I ran into a more complex problem of this kind trying to get data about doctors, doctors who happened to work at varying office locations. How can you be sure it's the same doctor, particularly when there are doctors with similar names and different spellings of the same name.
Is the data coded where appropriate?
That's why you'd really like to have all your data be coded. You really don't want doctor names -- you want unique doctor ID's, like social security numbers. But all too often, you just don't have it.
How much natural language is used?
Any of the problems above can sink a machine learning project into the morass of struggling with tools and bad results. But when natural language is involved, you reach a whole new level of horror.
The world has a lot of experience with this, smart people working with the best tools on massive data sets over many years. Even things that sound simple are far from solved, and it's doubtful they ever will be solved with high precision.
One simple example: spam filters. Do you get any spam in your email? Are any valid emails marked as spam? If your answer is "no," then it's obvious that you basically don't use email.

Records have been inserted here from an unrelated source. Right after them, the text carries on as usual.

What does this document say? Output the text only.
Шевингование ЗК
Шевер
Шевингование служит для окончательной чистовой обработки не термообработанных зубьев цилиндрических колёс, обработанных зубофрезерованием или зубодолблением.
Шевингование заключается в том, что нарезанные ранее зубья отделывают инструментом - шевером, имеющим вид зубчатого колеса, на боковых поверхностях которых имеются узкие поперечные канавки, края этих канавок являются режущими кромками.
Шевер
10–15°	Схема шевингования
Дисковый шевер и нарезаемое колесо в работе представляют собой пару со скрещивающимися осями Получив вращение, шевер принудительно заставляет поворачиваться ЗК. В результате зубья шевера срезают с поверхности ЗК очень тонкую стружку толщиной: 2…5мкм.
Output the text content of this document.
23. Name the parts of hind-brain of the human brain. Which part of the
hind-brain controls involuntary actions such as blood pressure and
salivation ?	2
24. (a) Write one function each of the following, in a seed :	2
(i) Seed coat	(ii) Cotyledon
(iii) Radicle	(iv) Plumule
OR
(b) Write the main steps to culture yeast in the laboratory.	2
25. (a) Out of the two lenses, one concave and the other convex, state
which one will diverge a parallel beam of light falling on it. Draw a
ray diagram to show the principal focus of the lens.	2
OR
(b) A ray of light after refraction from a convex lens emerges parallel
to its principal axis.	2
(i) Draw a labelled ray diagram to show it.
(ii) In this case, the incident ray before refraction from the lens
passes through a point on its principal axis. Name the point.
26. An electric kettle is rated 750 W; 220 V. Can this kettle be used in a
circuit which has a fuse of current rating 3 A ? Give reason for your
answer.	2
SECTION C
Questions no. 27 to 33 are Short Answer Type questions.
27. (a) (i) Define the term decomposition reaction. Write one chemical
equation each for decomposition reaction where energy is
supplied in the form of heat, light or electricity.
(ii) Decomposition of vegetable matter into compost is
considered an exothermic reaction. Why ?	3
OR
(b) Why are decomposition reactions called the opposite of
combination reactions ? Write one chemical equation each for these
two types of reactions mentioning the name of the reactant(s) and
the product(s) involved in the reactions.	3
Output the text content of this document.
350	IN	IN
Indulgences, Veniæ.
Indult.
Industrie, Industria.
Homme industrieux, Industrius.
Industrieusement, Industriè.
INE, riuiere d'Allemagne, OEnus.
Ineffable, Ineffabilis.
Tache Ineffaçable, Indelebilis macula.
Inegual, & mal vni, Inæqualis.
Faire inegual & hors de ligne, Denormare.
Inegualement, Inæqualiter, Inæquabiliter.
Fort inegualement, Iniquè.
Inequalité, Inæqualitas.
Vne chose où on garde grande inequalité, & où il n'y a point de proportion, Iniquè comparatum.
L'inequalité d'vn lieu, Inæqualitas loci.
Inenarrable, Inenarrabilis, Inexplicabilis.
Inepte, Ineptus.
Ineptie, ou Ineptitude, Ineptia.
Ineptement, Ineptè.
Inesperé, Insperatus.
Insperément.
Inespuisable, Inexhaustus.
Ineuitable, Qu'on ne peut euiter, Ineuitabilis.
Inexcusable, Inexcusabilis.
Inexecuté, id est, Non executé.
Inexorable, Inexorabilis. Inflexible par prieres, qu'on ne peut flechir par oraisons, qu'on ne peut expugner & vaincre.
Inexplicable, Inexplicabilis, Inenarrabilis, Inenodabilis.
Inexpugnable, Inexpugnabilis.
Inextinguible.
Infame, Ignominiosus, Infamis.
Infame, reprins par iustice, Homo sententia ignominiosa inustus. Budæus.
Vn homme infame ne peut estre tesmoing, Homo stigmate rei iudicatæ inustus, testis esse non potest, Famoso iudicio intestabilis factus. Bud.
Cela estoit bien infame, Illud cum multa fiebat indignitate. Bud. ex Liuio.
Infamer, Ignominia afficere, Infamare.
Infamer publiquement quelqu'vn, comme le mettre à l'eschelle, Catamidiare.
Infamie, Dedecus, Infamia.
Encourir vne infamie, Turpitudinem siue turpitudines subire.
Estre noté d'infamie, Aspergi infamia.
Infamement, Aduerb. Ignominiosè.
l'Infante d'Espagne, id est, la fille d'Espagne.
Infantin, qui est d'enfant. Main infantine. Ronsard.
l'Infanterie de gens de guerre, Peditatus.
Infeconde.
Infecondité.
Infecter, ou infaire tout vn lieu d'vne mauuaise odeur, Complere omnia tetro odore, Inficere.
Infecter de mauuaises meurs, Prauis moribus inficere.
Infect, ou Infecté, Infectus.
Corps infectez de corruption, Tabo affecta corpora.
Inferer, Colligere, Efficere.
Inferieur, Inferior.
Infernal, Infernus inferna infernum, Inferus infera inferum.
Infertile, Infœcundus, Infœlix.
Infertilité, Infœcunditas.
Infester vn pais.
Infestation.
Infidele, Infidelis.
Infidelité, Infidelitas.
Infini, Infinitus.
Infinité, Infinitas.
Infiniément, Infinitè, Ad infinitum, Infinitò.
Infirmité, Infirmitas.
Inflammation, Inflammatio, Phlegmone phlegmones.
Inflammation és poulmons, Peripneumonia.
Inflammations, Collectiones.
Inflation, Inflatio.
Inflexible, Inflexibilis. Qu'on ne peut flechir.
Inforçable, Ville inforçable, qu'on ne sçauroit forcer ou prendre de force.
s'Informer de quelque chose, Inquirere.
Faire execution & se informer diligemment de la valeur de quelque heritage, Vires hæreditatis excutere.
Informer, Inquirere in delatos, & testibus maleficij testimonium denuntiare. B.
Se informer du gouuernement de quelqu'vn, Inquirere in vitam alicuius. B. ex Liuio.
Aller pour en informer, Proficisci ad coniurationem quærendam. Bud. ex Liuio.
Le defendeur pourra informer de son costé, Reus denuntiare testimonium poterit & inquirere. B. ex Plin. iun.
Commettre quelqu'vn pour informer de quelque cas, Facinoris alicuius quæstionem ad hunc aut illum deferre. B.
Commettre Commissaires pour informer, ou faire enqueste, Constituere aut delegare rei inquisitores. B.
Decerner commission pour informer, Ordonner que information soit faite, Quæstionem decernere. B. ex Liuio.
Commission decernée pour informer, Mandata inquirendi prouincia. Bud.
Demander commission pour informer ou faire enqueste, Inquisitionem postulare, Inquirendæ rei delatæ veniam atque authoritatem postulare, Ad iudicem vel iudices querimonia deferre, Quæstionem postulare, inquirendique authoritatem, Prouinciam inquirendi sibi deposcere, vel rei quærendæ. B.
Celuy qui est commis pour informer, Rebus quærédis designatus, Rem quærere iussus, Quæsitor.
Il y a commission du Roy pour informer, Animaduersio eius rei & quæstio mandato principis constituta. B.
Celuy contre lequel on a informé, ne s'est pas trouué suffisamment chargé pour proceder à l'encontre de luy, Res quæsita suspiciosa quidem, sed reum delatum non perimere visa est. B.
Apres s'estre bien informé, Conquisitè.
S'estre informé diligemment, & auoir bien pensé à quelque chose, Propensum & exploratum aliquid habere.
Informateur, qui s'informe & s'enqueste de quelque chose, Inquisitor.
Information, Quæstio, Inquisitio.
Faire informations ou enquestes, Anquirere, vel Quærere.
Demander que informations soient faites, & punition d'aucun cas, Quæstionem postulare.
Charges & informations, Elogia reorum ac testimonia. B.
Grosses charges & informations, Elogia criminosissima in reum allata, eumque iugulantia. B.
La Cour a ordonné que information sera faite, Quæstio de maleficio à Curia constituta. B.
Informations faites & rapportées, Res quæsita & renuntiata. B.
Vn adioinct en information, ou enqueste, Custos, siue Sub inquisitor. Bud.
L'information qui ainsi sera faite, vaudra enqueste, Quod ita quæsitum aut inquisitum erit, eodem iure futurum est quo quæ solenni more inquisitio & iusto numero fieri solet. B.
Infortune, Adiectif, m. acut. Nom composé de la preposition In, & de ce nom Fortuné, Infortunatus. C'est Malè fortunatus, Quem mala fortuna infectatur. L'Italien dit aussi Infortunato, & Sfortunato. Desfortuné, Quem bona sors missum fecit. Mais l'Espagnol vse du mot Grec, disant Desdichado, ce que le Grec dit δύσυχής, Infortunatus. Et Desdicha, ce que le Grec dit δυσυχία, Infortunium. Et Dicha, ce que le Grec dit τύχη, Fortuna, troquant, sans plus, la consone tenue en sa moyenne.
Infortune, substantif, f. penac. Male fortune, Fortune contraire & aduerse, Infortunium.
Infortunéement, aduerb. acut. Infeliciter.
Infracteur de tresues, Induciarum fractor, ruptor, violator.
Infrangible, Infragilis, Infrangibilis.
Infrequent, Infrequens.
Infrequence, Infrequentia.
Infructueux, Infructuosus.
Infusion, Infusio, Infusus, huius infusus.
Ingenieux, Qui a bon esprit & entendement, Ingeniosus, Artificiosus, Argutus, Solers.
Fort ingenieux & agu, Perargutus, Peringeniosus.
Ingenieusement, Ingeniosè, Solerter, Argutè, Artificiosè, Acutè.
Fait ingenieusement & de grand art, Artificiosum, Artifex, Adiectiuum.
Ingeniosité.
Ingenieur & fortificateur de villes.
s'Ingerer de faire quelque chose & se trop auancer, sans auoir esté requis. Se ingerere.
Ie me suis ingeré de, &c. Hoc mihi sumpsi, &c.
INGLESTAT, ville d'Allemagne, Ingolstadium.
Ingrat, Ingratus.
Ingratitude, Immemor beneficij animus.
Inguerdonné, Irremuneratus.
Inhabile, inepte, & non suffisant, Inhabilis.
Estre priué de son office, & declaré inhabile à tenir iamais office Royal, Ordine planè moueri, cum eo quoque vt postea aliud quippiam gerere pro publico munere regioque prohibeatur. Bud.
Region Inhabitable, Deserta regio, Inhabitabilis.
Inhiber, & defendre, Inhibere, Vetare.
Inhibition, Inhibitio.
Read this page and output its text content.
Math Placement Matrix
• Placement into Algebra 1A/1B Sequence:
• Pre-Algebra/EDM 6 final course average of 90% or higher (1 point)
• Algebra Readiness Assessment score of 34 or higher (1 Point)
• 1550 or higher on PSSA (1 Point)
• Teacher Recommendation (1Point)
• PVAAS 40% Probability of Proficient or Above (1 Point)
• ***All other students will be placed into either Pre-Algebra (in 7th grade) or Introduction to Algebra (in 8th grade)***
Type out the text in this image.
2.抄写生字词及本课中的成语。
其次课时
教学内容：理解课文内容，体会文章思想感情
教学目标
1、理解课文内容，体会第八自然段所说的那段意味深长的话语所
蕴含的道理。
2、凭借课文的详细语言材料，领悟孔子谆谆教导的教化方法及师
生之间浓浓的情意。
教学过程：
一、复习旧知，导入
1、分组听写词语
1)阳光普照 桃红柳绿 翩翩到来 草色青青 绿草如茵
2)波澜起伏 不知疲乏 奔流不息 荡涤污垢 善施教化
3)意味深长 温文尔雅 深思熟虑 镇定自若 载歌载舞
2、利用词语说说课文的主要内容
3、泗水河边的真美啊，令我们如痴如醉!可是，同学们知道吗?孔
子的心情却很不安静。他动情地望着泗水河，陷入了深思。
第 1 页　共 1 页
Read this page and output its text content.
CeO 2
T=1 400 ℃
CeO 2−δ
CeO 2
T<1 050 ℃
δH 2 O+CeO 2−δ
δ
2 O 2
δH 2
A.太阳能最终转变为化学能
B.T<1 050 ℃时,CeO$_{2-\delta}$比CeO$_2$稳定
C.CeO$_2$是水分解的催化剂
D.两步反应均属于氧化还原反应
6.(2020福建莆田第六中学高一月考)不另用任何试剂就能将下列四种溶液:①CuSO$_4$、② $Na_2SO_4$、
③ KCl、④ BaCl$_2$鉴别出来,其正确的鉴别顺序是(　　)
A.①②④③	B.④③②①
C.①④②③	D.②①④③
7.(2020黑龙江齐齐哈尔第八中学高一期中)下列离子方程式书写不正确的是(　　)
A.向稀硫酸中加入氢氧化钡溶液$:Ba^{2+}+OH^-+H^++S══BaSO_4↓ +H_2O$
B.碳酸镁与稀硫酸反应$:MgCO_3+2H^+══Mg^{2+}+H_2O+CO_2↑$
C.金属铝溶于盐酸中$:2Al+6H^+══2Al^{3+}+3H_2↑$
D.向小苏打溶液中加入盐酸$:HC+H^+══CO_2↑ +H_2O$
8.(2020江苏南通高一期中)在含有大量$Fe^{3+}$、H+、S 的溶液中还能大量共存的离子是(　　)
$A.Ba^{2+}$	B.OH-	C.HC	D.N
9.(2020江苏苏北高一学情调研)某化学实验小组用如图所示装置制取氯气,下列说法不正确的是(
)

Another example: comment filtering. As commenting on the web has exploded, so has the number and vigor of people who write nasty, obscene comments. Lots of people, yes including all the tech giants, have put loads of resources into automatically identifying comments that are inappropriate. You wouldn't think it would be that hard. It's not hard -- for humans. For machines, well, yeah it's hard.
The problem of natural language processing (NLP) remains unsolved. Even something seemingly simple like "feature extraction" from natural language can be a nightmare. Suppose you want to automatically extract from clinical notes whether a patient is homeless. Consider these sentences:
The possibility that the patient is homeless was raised several times. I examined it carefully. Not true.
This is easily understood by a human reader, but is surprisingly difficult for NLP because of making the link between the sentences. The problem is linking “it” with the attribute “homeless” and further interpreting “not true” to mean that the attribute “homeless” is false. And that again is a relatively simple case.
Conclusion
I'm all for machine learning. But fashionable trends like this all too often result in spending lots of money with promising results perpetually just over the horizon, and then ... the subject gets changed.
There's good news. Machine learning used by the right people in the right way against properly constructed and understood data sets with the right amounts of human learning added in can achieve astounding results. And have! A good example is The Oak HC/FT portfolio company Feedzai, which is blocking and tackling credit card fraudsters as we speak.